Quel bilan faire aujourd’hui après l’introduction des langues nationales dans le système éducatif formel ?
En matière de bilan, il faut asseoir les réflexions sur les données scientifiques. Attendons l’évaluation de ELAN et c’est cette évaluation qui va nous permettre de confirmer ou d’infirmer certaines hypothèses. Mais telle que la réalité est présentement, nous avons déjà quelques éléments d’appréhension mais il faut qu’on ait les résultats de l’évaluation pour pouvoir maintenant nous prononcer de façon scientifique.
Ces éléments d’appréhension sont-ils à votre avis satisfaisants ?

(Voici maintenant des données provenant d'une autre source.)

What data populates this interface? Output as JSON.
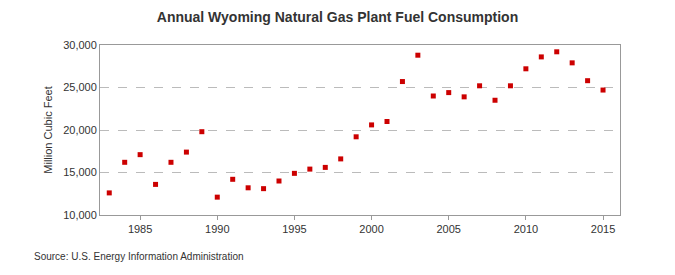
{
  "chart_data": {
    "type": "scatter",
    "title": "Annual Wyoming Natural Gas Plant Fuel Consumption",
    "y_label": "Million Cubic Feet",
    "annotations": [
      "Source: U.S. Energy Information Administration"
    ],
    "x": [
      1983,
      1984,
      1985,
      1986,
      1987,
      1988,
      1989,
      1990,
      1991,
      1992,
      1993,
      1994,
      1995,
      1996,
      1997,
      1998,
      1999,
      2000,
      2001,
      2002,
      2003,
      2004,
      2005,
      2006,
      2007,
      2008,
      2009,
      2010,
      2011,
      2012,
      2013,
      2014,
      2015
    ],
    "values": [
      12600,
      16200,
      17100,
      13600,
      16200,
      17400,
      19800,
      12100,
      14200,
      13200,
      13100,
      14000,
      14900,
      15400,
      15600,
      16600,
      19200,
      20600,
      21000,
      25700,
      28800,
      24000,
      24400,
      23900,
      25200,
      23500,
      25200,
      27200,
      28600,
      29200,
      27900,
      25800,
      24700
    ],
    "color": "#cc0000",
    "marker": "square",
    "xlim": [
      1982.4,
      2016.1
    ],
    "xticks": [
      1985,
      1990,
      1995,
      2000,
      2005,
      2010,
      2015
    ],
    "ylim": [
      10000,
      30000
    ],
    "yticks": [
      {
        "value": 10000,
        "label": "10,000"
      },
      {
        "value": 15000,
        "label": "15,000"
      },
      {
        "value": 20000,
        "label": "20,000"
      },
      {
        "value": 25000,
        "label": "25,000"
      },
      {
        "value": 30000,
        "label": "30,000"
      }
    ],
    "grid": true
  }
}
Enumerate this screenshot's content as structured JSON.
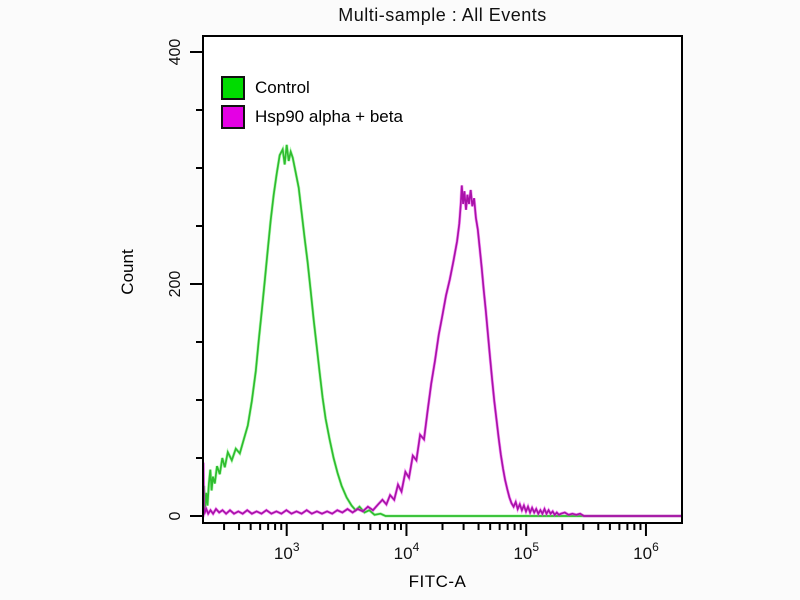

Quand on est dans une approche, c’est tout un processus. Ce qui n’est pas encourageant peut l’être par la suite. Il suffit seulement de faire les modelages qu’il faut. Vous pouvez émettre un jugement de valeur maintenant et d’ici deux semaines, il peut y voir un réajustement pour corriger les données. C’est pourquoi nous attendons l’évaluation pour pouvoir confirmer ou infirmer certaines données, mais nous avons déjà les données.
Un message à l’endroit des décideurs politiques ?
Il faudrait qu’on ait des intrants de qualité. Et quand on parle d’intrants de qualité, il est question des ressources humaines, des documents didactiques et de tout ce qui pourrait participer à une formation de qualité.